For all her success in bringing home corruption cases – DiMasi, Wilkerson, and Turner are all doing federal prison time – her office came up short on two other noteworthy public integrity prosecutions. Two former Boston firefighters, James Famolare and Albert Arroyo, were acquitted of disability pension fraud within the last six months. Ortiz says prosecutors knew they would be difficult cases but believed they had sufficient evidence to convict.

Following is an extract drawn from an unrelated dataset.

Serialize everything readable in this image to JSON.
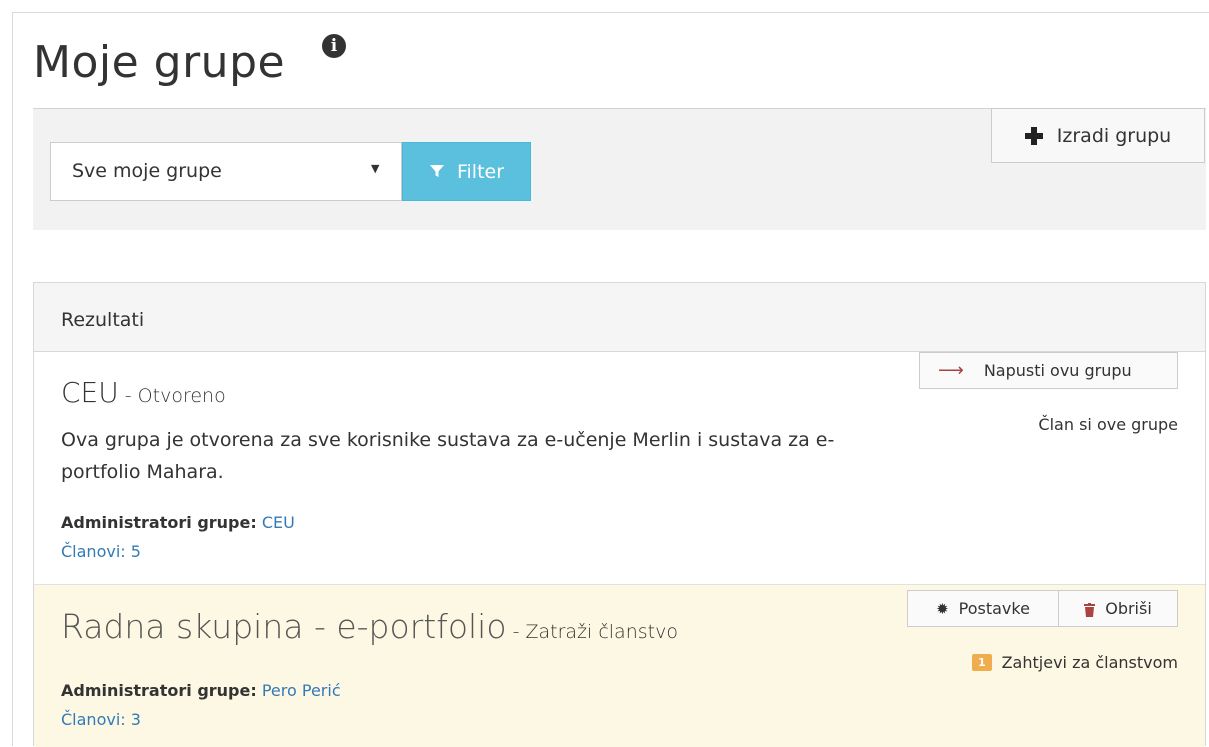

Many tests of her anti-corruption work lie ahead. A federal grand jury has for months been investigating alleged wrongdoing at the state Probation Department. The FBI is conducting a criminal investigation into the troubled Chelsea Housing Authority. And newly legal casino gambling promises to keep public watchdogs busy for years to come. Bailey, for one, doubts Ortiz will shrink from any fight, saying she betrays no hesitation when it comes to tackling tough cases, nor any political basis for her decisions. “There don’t really appear to be any sacred cows in her office,” he says.

And then, of course, there’s Bulger, a man whose criminal mystique has transfixed the city for years. The drama and emotion wrapped up in the case certainly aren’t lost on Ortiz. Yet she says she does not feel any additional pressure despite the aura surrounding Bulger. She sees it, in many ways, like any other prosecution: She will strive to handle it with fairness, consistency, and adherence to the law. “If I feel confident that I’m doing that, then that’s all I can expect of myself,” she says. “I can’t always be right. I hope I’m not wrong very often.”